Setelah lebih dari 5 bulan melanda Indonesia, pandemi corona virus disease 2019 (Covid-19) membawa kerusakan ekonomi yang masif, bayang resesi menghadang di depan. Pandemi yang masih jauh dari mereda ini akan terus menjadi ancaman utama resesi yang lebih buruk ke depan. Namun respon otoritas fiskal dalam RAPBN 2021 cenderung konservatif, tidak ada lompatan besar untuk membenahi pengelolaan APBN secara fundamental. Tidak ada transformasi besar untuk memulihkan kesehatan, tidak ada strategi besar untuk membangkitkan ekonomi. APBN tetap dikelola secara mainstream.
Pandemi membuka kebebalan pengelolaan APBN: belanja terikat, yaitu beban utang dan belanja birokrasi, terus bertahta meski krisis melanda. Ketika kebutuhan terhadap perlindungan sosial dan penyelamatan dunia usaha dari kebangkrutan meningkat drastis, menambah utang secara radikal dengan mudah menjadi pilihan. Tidak terlihat sense of crisis, tidak terlihat terobosan signifikan untuk efisiensi, non-discretionary expenditure tetap tak tersentuh meski pandemi mengharu biru. APBN-pun semakin dalam terbenam dalam kubangan utang.
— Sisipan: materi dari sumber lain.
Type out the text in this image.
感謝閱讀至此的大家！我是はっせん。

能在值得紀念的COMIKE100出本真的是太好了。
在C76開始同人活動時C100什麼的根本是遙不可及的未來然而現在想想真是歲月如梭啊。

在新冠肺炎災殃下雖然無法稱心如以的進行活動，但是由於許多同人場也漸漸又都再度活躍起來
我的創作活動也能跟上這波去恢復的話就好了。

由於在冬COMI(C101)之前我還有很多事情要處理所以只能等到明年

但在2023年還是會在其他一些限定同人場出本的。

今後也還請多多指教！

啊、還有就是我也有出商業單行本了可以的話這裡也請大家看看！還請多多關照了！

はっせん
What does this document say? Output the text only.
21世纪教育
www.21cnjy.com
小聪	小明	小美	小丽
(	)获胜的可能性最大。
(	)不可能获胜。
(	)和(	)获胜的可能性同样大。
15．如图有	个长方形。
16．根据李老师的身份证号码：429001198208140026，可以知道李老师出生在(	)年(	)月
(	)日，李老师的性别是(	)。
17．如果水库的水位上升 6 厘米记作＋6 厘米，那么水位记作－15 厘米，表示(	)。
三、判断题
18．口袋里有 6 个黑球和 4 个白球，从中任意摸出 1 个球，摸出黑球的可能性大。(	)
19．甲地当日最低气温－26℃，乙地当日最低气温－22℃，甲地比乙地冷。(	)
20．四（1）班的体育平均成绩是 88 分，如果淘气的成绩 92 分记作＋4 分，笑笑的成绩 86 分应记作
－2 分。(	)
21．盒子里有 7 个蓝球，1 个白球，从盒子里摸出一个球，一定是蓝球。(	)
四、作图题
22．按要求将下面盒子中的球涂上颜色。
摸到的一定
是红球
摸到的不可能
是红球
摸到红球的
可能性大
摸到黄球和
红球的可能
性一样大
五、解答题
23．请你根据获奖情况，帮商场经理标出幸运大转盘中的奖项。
Atas nama penanggulangan pandemi, defisit anggaran diizinkan menembus batas 3 persen dari PDB, dari rata-rata 2,3 persen dari PDB pada 2016-2019, menjadi 5,9 persen dari PDB pada 2020-2021. Erosi fiskal yang signifikan ini mengkhawatirkan karena konsolidasi fiskal ke depan hanya bertumpu pada kenaikan penerimaan. Dengan berlakunya pemotongan tarif PPh badan dan proyeksi harga komoditas dunia yang suram, tanpa kebijakan fundamental untuk memotong non-discretionary expenditure dan efisiensi pengeluaran, relaksasi defisit diatas 3 persen dari PDB ini berpotensi berlanjut hingga melebihi 2023.
Tanpa pandemi, kinerja penerimaan perpajakan (tax ratio) kita adalah rendah, rata-rata 10,1 persen dari PDB pada 2016-2019. Pasca Covid-19, kapasitas fiskal diproyeksikan jatuh drastis, hanya 8,5 persen dari PDB pada 2020-2021.Ketika RAPBN 2021 membuat asumsi pertumbuhan ekonomi yang ambisius, di kisaran 5 persen, target tax ratio hanya 8,39 persen, turun dari target 2020 (outlook) di 8,57 persen dengan outlook pertumbuhan kontraksi 1 persen. Konsolidasi fiskal menuju defisit 3 persen dari PDB pada 2023, sebagaimana amanat UU No. 2/2020, menjadi tidak kredibel.